We are sad. But honestly, things in our life are not the easiest right now, so this just makes it simpler. Simple is good, right?
This has also firmed up our decision to quit our adoption process, and love what wonderful children we have. Maybe someday another little boy or girl will enter our hearts once again and join our family. But I don’t expect it. For now, our family of four (+ 2 crazy dogs) will stay just the way it is.
This adoption road (for now, and I believe forever) is done. We have come to the end of a long and arduous road. Although we have now lost Kaiya, Meadow, and the the other domestic and Nepalese babies, we got one bright and shining star, our Autumn Kai. 4 years of working on adoption paperwork, hoping and dreaming about what little baby will enter our lives never prepared us for her. For her happiness, her spunk, and her smile.
And then there is River. His love got me through these 4 failed adoptions, and has stepped up to the plate at being a fantastic big brother. He has been my rock, the one I could hold onto and know he was there. I feel so lucky to have brought him into the world.

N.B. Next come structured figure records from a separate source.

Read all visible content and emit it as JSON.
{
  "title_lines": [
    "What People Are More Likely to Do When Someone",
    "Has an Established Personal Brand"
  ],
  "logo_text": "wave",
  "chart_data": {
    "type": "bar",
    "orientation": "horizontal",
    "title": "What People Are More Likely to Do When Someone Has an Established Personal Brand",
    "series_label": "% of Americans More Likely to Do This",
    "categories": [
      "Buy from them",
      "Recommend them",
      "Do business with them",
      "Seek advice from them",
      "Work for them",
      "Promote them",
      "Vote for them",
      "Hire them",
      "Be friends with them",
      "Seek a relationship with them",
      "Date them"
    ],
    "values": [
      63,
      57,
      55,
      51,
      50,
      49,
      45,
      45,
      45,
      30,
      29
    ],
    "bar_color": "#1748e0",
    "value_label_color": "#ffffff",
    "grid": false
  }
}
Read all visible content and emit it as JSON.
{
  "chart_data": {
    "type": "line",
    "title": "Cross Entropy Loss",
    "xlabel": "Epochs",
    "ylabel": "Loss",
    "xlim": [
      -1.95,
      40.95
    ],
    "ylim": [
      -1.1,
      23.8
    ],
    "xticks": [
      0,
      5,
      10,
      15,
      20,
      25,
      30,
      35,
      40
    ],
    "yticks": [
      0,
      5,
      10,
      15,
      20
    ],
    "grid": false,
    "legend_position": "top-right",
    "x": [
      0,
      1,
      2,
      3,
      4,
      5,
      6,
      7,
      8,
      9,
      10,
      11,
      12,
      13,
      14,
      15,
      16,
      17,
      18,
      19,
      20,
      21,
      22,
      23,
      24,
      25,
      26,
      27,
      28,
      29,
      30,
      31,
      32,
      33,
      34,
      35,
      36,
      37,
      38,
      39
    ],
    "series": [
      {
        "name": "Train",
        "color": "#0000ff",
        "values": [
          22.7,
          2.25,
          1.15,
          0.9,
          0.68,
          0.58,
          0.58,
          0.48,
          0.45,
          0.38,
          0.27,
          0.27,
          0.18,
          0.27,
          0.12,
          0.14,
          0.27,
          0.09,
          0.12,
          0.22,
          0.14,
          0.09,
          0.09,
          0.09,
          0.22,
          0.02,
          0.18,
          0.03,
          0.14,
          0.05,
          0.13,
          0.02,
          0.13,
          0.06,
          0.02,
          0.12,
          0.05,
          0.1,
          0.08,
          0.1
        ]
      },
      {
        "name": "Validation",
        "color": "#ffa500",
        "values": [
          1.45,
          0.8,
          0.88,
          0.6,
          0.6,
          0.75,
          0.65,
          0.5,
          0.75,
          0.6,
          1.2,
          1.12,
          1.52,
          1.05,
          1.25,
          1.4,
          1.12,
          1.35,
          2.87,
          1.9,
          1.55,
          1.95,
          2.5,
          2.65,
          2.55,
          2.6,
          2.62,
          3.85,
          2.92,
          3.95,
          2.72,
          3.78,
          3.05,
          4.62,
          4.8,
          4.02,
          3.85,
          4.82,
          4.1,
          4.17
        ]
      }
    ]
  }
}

So now we move on. Life is short, and time’s a wasting. I hope someday I will take my family and travel to Meadow’s beautiful country and maybe, unknowingly, cross paths with her. But I do know that my 2 children will not grow up ignorant of the orphans of the world. They will know that there are kids out there who don’t deserve to be living without families, and that if there is something small that they can do, even just befriend a child, they should do it.
I know that one person alone can’t save the world’s children, but if all of us just stood up together and did something small, it would make a heck of a difference.